In the early ‘70s I lived on a farm in Plainfield and I well remember walking a fussy baby in the house one spring night as my husband, taking advantage of a dry stretch, was out plowing at 10pm with the tractor’s lights on. It struck me then that the back to the land movement and women’s liberation weren’t likely to coexist peacefully.
And so it is with “tidying up” – an annoying term, by the way, that attempts to sugar coat a process that has more down sides than you might think.
Kondo’s love of trash bags, for example, and her pride in mentioning how much her clients have discarded, runs contrary to our current desire to reduce waste. Certainly we’d have less stuff in our houses, but our landfills would burst their seams. She does make cursory mention of recycling, but her love of heaving is flagrant and, I might suggest with a grin, may say a lot about her issues. But I digress.

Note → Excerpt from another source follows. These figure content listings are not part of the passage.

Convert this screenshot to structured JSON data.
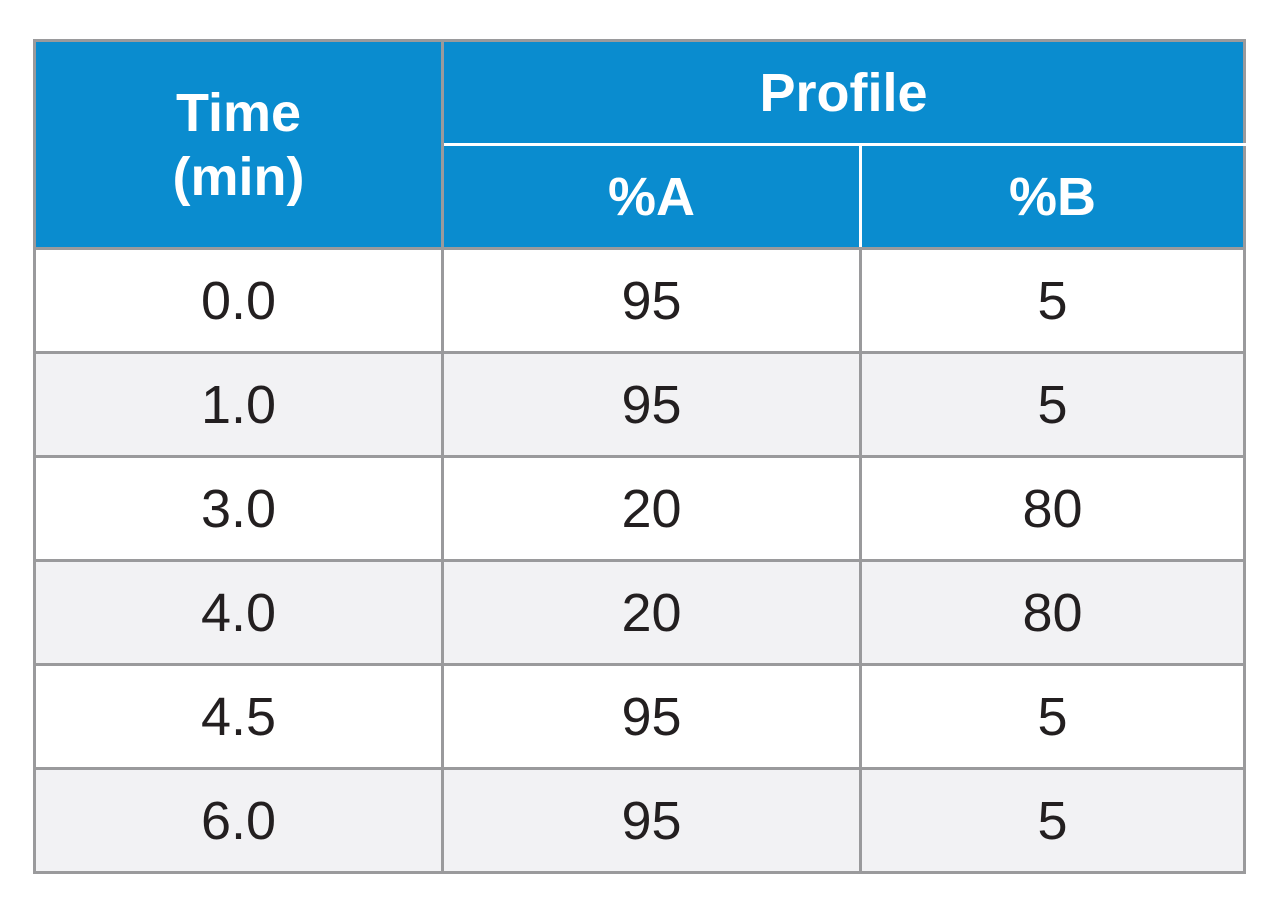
{
  "table": {
    "header": {
      "time_line1": "Time",
      "time_line2": "(min)",
      "group": "Profile",
      "col_a": "%A",
      "col_b": "%B"
    },
    "rows": [
      {
        "time": "0.0",
        "a": "95",
        "b": "5"
      },
      {
        "time": "1.0",
        "a": "95",
        "b": "5"
      },
      {
        "time": "3.0",
        "a": "20",
        "b": "80"
      },
      {
        "time": "4.0",
        "a": "20",
        "b": "80"
      },
      {
        "time": "4.5",
        "a": "95",
        "b": "5"
      },
      {
        "time": "6.0",
        "a": "95",
        "b": "5"
      }
    ],
    "colors": {
      "header_bg": "#0a8ccf",
      "header_text": "#ffffff",
      "border": "#9a9a9c",
      "row_alt_bg": "#f2f2f4",
      "body_text": "#231f20"
    }
  }
}
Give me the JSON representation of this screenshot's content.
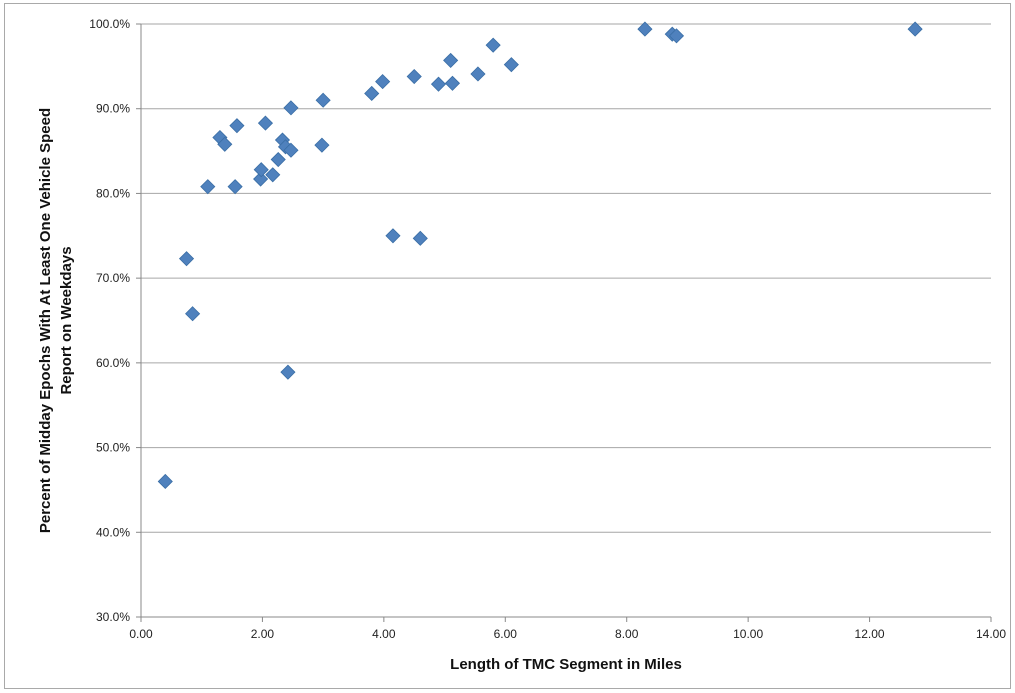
{
  "chart_data": {
    "type": "scatter",
    "title": "",
    "xlabel": "Length of TMC Segment in Miles",
    "ylabel_line1": "Percent of Midday Epochs With At Least One Vehicle Speed",
    "ylabel_line2": "Report on Weekdays",
    "xlim": [
      0,
      14
    ],
    "ylim": [
      30,
      100
    ],
    "x_ticks": [
      "0.00",
      "2.00",
      "4.00",
      "6.00",
      "8.00",
      "10.00",
      "12.00",
      "14.00"
    ],
    "y_ticks": [
      "30.0%",
      "40.0%",
      "50.0%",
      "60.0%",
      "70.0%",
      "80.0%",
      "90.0%",
      "100.0%"
    ],
    "grid": "horizontal",
    "marker_color": "#4f81bd",
    "marker_shape": "diamond",
    "points": [
      {
        "x": 0.4,
        "y": 46.0
      },
      {
        "x": 0.75,
        "y": 72.3
      },
      {
        "x": 0.85,
        "y": 65.8
      },
      {
        "x": 1.1,
        "y": 80.8
      },
      {
        "x": 1.3,
        "y": 86.6
      },
      {
        "x": 1.38,
        "y": 85.8
      },
      {
        "x": 1.55,
        "y": 80.8
      },
      {
        "x": 1.58,
        "y": 88.0
      },
      {
        "x": 1.97,
        "y": 81.7
      },
      {
        "x": 1.98,
        "y": 82.8
      },
      {
        "x": 2.05,
        "y": 88.3
      },
      {
        "x": 2.17,
        "y": 82.2
      },
      {
        "x": 2.26,
        "y": 84.0
      },
      {
        "x": 2.33,
        "y": 86.3
      },
      {
        "x": 2.38,
        "y": 85.5
      },
      {
        "x": 2.42,
        "y": 58.9
      },
      {
        "x": 2.47,
        "y": 85.1
      },
      {
        "x": 2.47,
        "y": 90.1
      },
      {
        "x": 2.98,
        "y": 85.7
      },
      {
        "x": 3.0,
        "y": 91.0
      },
      {
        "x": 3.8,
        "y": 91.8
      },
      {
        "x": 3.98,
        "y": 93.2
      },
      {
        "x": 4.15,
        "y": 75.0
      },
      {
        "x": 4.5,
        "y": 93.8
      },
      {
        "x": 4.6,
        "y": 74.7
      },
      {
        "x": 4.9,
        "y": 92.9
      },
      {
        "x": 5.1,
        "y": 95.7
      },
      {
        "x": 5.13,
        "y": 93.0
      },
      {
        "x": 5.55,
        "y": 94.1
      },
      {
        "x": 5.8,
        "y": 97.5
      },
      {
        "x": 6.1,
        "y": 95.2
      },
      {
        "x": 8.3,
        "y": 99.4
      },
      {
        "x": 8.75,
        "y": 98.8
      },
      {
        "x": 8.82,
        "y": 98.6
      },
      {
        "x": 12.75,
        "y": 99.4
      }
    ]
  }
}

What also gets me is her startling anthropomorphism of objects. We’re supposed to thank discards for filling a need in our lives before we chuck them into a trash bag destined for the dump, after which I can’t resist imagining their wailing through eternity in a hell like the one in Van Eyck’s “Last Judgment.”
Kermit the Frog has famously noted, “It’s not easy being green,” and the frog was right. Offloading things we no longer need is a task to be done slowly and carefully, minimizing waste, sharing with others and freeing ourselves to focus elsewhere, on a community in need, a vocation put aside, a love neglected or snow in the hills.